External Costs of Auto-Dependent Lifestyle and Advances of Zero-Emission Modes

The American Public Health Association (APHA) follows up its 2009 report about the important link between transportation and public health. In At the Intersection of Public Health and Transportation: Promoting Healthy Transportation Policy, APHA turned its attention to mobility options, including public transit, walking, and biking. APHA questioned the current design of communities, the allocation of transportation dollars, and the paucity of public health funding to encourage mobility options that promote health.

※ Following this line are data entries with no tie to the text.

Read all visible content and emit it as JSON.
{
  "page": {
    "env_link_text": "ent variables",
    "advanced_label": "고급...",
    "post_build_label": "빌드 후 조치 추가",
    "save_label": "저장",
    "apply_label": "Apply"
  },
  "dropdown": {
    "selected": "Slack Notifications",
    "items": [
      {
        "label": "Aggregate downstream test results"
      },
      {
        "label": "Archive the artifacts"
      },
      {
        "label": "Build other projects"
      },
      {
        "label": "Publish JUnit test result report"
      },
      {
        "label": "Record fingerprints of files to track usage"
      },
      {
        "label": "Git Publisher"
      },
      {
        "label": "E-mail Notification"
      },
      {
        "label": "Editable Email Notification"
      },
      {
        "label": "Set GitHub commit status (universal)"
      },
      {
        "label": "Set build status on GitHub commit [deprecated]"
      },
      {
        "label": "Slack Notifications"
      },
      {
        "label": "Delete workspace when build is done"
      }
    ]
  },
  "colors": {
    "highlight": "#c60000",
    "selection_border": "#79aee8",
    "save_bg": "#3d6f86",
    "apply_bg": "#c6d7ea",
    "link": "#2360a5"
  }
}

Now APHA attempts to start quantifying the health-related external costs of auto-dependency in The Hidden Health Costs of Transportation. The report recommends a re-thinking of the current federal funding allocations that primarily support an inherently unhealthy mode of transportation.
A considerable increase in transportation investments is needed to offer more balanced and affordable modes of transport including biking, walking and public transit. Currently 80%of federal transportation funding goes toward building highways and improving road infrastructures, and approximately 20% goes toward public transit andmotor vehicle safety programs.

This report dovetails nicely with the Department of Transportation (DOT)report, The National Bicycling and Walking Study: 15–Year Status Report, which finds a considerable increase in biking and walking, with a reduction in fatalities. However, walking represents only about 10 percent of all trips, while biking, with all its increases and public relations, comes in at a measly (approximately) one percent.

The report does a good job of describing the available resources and explaining the limitations of its data collection and statistical findings.